Antragstellern, bei denen die Notwendigkeit der ständigen Begleitung vorliegt (Merkzeichen "B" oder Bestätigung des Fachbereichs Gesundheit) haben den Anspruch auf kostenfreie Beförderung einer Begleitperson. Die Notwendigkeit der ständigen Begleitung ist gegeben, wenn der Antragssteller ohne fremde Hilfe seine Wohnung nicht verlassen kann und somit vom Leben in seinem unmittelbaren Wohnumfeld weitgehend ausgeschlossen ist und dem weder eine fremde Hilfe zur Verfügung steht noch zur Verfügung stehen kann, insbesonde-re durch Haushaltsangehörige oder Nachbarn.

Unterlagen

  • Antrag
  • Schwerbehindertenausweis mit dem Merkzeichen aG, H oder Bl.
  • alternativ eine ärztlichen Bescheinigung oder sonstigen medizinische Unterlagen

Gebühren

Welche Kosten entstehen dem Berechtigten?

Die Benutzer des Fahrdienstes, die Transferleistungen nach dem SGB II oder SGB XII erhalten, haben je Fahrt ein Entgelt in Höhe von mindestens 2,00 Euro zu entrichten. Die Übrigen tragen einen Eigenanteil von 5,00 Euro je Fahrt.

Gleiches gilt für Berechtigte, die aufgrund eines geringen Einkommens und Vermögen, grundsätzlich einen Anspruch auf die vorgenannten Transferleistungen hätten.

Die Eigenbeteiligung erfolgt durch die Abgabe der entsprechenden Wertmarken. Diese können in den Bezirksverwaltungsstellen mit Vorlage des Berechtigungsausweises bezogen werden.

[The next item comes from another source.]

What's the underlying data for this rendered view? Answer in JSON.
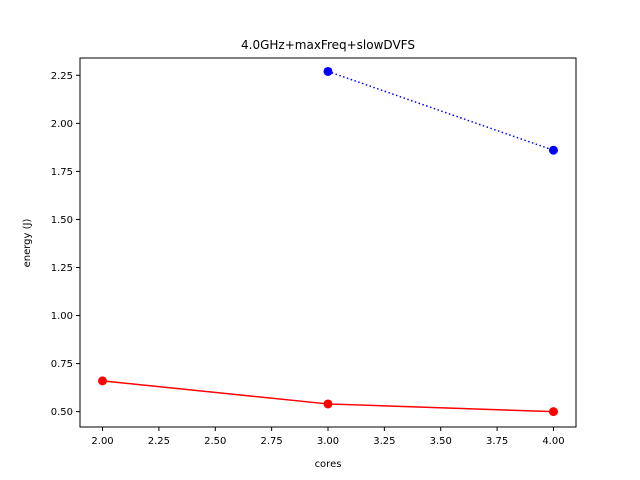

Bei der Antragstellung ist die wirtschaftliche Lage durch Vorlage entsprechender Unterlagen nachzuweisen. Die Entscheidung über die Berechtigung zur Freifahrt erfolgt beim Fachbereich Soziales, Senioren und Wohnen. Die Entscheidung über die Höhe des Eigenanteils wird auf dem Ausweis vermerkt und gilt mindestens 2 Jahre, maximal für die Dauer der Berechtigung.